Clatter is a small village in Montgomeryshire, located in the community of Caersws and lies on the main A470 road between Carno and Caersws village, some six miles west-north-west of Newtown. Within the former Clatter Primary School is a simple marble memorial plaque which commemorates the three former pupils of the school who fell during the Great War.

The Great War, 1914-1918

John Davies, Private, 55393, Royal Welsh Fusiliers. John was the son of David and Elizabeth Davies, of Llwydcoed, Llanwnog, Caersws. He enlisted at Newtown into the Royal Welsh Fusiliers and was drafted to France in the summer of 1916-17, joining the 19th Battalion, Royal Welsh Fusiliers. The battalion was attached to 119 Brigade, 40th (Bantam) Division and had been on the Western Front since June 1916. Late in 1916 the Division moved south to the Somme, and fought at the Battle of the Ancre, before remaining in the sector over the winter. In March 1917 the Germans withdrew to their shortened line, called the Hindenburg Line, and the 40th Division was among the units which followed the withdrawal. Later in the year the Division took part in the Battle of Cambrai and launched an attack on Bourlon Wood on 23 November 1917. The attack was carried out by 119 Brigade, led by the 12th SWB and 19th RWF. The 17th Welsh was in support for the initial assault, but was soon ordered to advance, to support the two attacking battalions. Heavy fighting raged within the wood over the coming days, with the 18th Welsh also being thrown forwards into the fight, and the Division suffered terribly. John was wounded during the fighting for Bourlon Wood and was evacuated to a nearby Casualty Clearing Station where he died of his wounds on 26 November 1917. The 22-year-old is buried in Rocquigny-Equancourt Road British Cemetery, Manancourt, France.

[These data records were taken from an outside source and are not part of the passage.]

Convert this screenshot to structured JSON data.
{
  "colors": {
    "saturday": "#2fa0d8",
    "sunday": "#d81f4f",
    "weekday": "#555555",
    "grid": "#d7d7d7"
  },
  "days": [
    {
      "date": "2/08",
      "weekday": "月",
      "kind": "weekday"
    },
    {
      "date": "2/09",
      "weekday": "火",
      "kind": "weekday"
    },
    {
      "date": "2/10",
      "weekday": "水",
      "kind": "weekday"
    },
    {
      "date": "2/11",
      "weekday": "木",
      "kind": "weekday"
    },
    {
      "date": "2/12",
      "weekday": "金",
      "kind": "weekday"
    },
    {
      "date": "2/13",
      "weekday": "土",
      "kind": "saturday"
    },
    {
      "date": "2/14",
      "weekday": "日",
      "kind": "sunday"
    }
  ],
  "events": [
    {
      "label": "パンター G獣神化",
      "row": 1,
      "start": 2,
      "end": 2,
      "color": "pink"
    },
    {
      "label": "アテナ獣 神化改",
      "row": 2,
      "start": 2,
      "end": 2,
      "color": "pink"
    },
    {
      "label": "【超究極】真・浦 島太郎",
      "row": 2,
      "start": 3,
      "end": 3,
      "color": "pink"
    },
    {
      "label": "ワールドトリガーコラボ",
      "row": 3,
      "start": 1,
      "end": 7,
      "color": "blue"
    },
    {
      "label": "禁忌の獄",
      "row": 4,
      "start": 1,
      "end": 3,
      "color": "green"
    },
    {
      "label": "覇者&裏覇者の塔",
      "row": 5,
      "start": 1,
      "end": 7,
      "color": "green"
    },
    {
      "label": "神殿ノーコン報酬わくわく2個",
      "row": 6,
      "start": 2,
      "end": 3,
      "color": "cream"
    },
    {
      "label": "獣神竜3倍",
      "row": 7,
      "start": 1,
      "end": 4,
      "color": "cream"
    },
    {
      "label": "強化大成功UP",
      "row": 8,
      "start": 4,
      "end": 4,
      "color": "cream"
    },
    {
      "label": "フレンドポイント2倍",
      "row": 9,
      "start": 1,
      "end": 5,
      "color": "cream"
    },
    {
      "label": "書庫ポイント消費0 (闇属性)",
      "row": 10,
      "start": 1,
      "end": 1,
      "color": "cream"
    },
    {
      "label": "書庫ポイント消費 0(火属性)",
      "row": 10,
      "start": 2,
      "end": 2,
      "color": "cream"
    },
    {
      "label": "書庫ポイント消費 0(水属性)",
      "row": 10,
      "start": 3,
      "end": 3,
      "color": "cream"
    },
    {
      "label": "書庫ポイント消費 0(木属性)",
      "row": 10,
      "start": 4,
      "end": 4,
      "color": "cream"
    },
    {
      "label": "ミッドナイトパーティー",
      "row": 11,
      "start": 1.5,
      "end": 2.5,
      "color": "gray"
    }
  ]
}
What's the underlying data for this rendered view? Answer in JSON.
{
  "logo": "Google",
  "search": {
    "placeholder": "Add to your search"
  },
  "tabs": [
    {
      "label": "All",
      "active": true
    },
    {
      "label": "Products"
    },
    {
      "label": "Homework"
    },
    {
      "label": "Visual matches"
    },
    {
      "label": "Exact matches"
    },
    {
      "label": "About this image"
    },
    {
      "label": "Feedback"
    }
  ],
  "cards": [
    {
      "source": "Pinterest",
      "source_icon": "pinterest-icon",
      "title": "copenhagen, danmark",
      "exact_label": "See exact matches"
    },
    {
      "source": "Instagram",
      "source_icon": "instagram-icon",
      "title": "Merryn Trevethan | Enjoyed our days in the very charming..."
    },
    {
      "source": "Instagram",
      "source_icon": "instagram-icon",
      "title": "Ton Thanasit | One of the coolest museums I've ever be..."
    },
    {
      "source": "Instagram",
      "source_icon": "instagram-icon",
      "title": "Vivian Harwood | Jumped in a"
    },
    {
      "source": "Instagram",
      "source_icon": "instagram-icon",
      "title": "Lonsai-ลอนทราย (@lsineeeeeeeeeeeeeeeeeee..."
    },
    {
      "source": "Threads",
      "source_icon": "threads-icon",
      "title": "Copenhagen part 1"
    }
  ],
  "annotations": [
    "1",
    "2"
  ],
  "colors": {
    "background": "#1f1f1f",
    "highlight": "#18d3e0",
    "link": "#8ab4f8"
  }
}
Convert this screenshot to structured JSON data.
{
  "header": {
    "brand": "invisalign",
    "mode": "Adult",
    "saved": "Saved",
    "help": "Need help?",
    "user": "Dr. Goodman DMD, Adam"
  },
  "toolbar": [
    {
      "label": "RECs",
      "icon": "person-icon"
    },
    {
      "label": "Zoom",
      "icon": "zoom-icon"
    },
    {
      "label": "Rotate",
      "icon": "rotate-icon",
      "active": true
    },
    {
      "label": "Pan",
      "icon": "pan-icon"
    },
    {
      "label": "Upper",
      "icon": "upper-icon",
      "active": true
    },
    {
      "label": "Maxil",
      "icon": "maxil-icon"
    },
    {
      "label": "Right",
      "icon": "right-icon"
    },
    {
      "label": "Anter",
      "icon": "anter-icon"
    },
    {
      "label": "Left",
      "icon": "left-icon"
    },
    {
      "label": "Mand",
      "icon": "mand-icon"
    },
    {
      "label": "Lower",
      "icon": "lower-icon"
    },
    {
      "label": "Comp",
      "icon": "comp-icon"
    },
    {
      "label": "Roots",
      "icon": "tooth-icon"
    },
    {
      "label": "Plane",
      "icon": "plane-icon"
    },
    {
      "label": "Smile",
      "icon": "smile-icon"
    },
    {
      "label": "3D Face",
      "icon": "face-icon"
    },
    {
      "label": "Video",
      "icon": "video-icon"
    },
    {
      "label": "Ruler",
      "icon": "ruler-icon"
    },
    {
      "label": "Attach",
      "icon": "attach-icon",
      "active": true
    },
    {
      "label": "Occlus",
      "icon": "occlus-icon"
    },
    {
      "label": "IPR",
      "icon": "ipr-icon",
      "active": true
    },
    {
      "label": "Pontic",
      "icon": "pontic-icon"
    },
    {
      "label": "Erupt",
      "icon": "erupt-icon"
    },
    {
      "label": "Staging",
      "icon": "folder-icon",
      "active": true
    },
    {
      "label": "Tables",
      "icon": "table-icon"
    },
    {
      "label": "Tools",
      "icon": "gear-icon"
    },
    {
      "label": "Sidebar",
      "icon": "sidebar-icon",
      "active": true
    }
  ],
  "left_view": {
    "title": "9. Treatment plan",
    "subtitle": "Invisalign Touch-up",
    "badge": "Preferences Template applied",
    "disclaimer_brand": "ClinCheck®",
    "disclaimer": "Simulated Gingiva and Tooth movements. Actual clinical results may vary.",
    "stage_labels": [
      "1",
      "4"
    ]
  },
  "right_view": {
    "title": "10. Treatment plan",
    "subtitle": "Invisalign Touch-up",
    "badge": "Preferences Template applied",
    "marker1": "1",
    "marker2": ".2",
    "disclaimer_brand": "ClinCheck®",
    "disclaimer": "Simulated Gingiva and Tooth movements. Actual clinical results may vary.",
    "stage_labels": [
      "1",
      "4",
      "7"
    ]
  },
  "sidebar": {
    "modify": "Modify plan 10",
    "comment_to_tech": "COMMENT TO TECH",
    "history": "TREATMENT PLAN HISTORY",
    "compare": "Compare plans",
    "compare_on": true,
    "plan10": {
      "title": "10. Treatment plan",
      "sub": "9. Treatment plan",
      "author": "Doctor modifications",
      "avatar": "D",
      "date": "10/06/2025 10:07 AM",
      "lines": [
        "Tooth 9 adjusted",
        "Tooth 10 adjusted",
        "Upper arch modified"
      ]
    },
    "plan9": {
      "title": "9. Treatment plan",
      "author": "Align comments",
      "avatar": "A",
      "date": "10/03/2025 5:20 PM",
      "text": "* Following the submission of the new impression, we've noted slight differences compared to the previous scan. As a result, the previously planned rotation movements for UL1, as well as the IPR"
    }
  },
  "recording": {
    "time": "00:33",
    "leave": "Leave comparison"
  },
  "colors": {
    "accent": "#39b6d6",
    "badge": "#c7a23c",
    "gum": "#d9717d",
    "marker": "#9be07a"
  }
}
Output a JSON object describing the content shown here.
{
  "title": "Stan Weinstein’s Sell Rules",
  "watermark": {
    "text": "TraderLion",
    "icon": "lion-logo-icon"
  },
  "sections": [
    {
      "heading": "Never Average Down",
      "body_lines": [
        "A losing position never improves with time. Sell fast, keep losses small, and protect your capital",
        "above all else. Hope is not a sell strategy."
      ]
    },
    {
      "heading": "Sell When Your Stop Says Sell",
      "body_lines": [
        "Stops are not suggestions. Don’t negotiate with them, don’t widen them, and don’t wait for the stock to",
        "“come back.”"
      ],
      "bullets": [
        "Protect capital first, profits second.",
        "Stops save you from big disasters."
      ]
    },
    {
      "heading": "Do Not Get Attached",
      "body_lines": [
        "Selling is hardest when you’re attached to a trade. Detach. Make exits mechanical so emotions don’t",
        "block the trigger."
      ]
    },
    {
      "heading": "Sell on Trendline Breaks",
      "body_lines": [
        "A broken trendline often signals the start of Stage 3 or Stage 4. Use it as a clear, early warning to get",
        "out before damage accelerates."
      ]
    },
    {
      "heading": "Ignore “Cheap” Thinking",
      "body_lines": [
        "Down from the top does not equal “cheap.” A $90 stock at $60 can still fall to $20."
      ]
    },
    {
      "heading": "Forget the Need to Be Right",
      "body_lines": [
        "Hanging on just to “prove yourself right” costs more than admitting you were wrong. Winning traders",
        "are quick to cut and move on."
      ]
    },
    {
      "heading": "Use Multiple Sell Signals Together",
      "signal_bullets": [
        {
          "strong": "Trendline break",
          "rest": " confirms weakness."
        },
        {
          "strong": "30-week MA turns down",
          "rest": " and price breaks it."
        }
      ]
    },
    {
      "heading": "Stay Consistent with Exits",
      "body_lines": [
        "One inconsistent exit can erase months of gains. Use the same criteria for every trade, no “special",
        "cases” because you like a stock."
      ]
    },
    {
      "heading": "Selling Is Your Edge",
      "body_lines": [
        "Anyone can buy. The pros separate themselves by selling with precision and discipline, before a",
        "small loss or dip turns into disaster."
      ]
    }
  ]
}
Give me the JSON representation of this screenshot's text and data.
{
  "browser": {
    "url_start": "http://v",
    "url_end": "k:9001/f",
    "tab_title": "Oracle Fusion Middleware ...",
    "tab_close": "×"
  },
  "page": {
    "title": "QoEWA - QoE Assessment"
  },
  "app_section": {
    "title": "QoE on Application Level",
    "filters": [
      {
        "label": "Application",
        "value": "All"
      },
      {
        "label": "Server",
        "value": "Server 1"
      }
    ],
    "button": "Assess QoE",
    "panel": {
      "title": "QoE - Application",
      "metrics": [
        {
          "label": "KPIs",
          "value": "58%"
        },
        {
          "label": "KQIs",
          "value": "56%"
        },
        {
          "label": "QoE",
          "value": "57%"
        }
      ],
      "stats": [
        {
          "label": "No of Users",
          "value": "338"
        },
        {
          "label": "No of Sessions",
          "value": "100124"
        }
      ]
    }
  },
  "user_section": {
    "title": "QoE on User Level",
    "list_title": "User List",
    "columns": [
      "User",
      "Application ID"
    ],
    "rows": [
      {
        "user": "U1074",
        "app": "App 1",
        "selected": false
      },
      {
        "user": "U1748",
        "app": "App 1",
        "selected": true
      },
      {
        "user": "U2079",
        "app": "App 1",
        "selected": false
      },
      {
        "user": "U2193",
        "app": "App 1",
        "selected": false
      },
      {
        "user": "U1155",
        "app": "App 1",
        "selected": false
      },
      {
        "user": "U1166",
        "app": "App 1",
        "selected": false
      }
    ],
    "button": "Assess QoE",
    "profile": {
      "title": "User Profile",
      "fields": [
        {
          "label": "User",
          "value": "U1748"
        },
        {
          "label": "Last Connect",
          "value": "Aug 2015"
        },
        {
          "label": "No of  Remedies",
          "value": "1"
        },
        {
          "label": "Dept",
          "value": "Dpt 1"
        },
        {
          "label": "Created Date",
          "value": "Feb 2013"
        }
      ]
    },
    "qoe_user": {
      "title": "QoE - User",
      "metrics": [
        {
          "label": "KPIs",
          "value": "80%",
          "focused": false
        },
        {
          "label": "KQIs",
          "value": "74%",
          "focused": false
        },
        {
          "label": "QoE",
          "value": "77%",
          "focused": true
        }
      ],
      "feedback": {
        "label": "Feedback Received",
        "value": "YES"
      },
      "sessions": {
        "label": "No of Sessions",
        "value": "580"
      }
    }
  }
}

Hugh Evans, Private, 55201, Royal Welsh Fusiliers. Hugh was the son of Richard and Elizabeth Evans, of Cerrigybrain, Caersws. He enlisted at Welshpool into the Montgomeryshire Yeomanry, but in the winter of 1916-17 was drafted to France, joining the 2nd Battalion, Royal Welsh Fusiliers, which was on the Somme attached to 19 Brigade, 33rd Division. During the coming weeks the 2nd RWF received several drafts of reinforcements, and on 8 December the now fully rebuilt battalion moved to new positions at Suzanne, between Bapaume and Péronne. The Division remained in this sector over the coming months, before being transferred to the Arras sector, and reached Henin by 13 April, before the Division took over a section of front line facing the Hindenburg Line. The infantry battalions of the division then began the usual routines of rotating between the front-line, support and reserve trenches and the 2nd RWF took over a position known as Tunnel Trench. On 23 April the 2nd RWF took part in a costly assault on the Hindenburg Line, suffering heavy casualties. The battered battalion then moved to a rest camp at Basseux to rebuild, and by 15 May moved back into the line in the Croisilles Sector. The Division then carried out several assaults against the Hindenburg Line. On 22 April the 2nd RWF moved into the front line, to support the 1/4th Suffolk’s in another assault on the Hindenburg Line. The Suffolk’s launched their assault on the following morning, 24 April 1917 but became held up some 200 yards short of their objectives. C Company of the 2nd RWF followed the assault and began bombing their way forwards. Hugh was killed in action during the ferocious fighting that day. The 23-year-old is buried in Wancourt British Cemetery, France.

Emlyn Jones, Private, 993, Royal Welsh Fusiliers. Emlyn was the son of William and Jane Jones, of Glynawel, Caersws. He enlisted at Newtown into the 7th Battalion, Royal Welsh Fusiliers several years prior to the war. The battalion was a Territorial unit, which mobilised for war at Newtown in August 1914, as part of North Wales Brigade, Welsh Division and moved to Conway until the end of the month, before moving to Northampton. In December the Division moved to Cambridge, where it carried on training. Emlyn took ill two months after arriving in Cambridge and was taken to the East General Hospital at Cambridge, where he died of meningitis on 13 February 1915. The remains of the 18-year-old were brought home and he was buried in Shiloh Methodist Chapelyard, Llanwnog.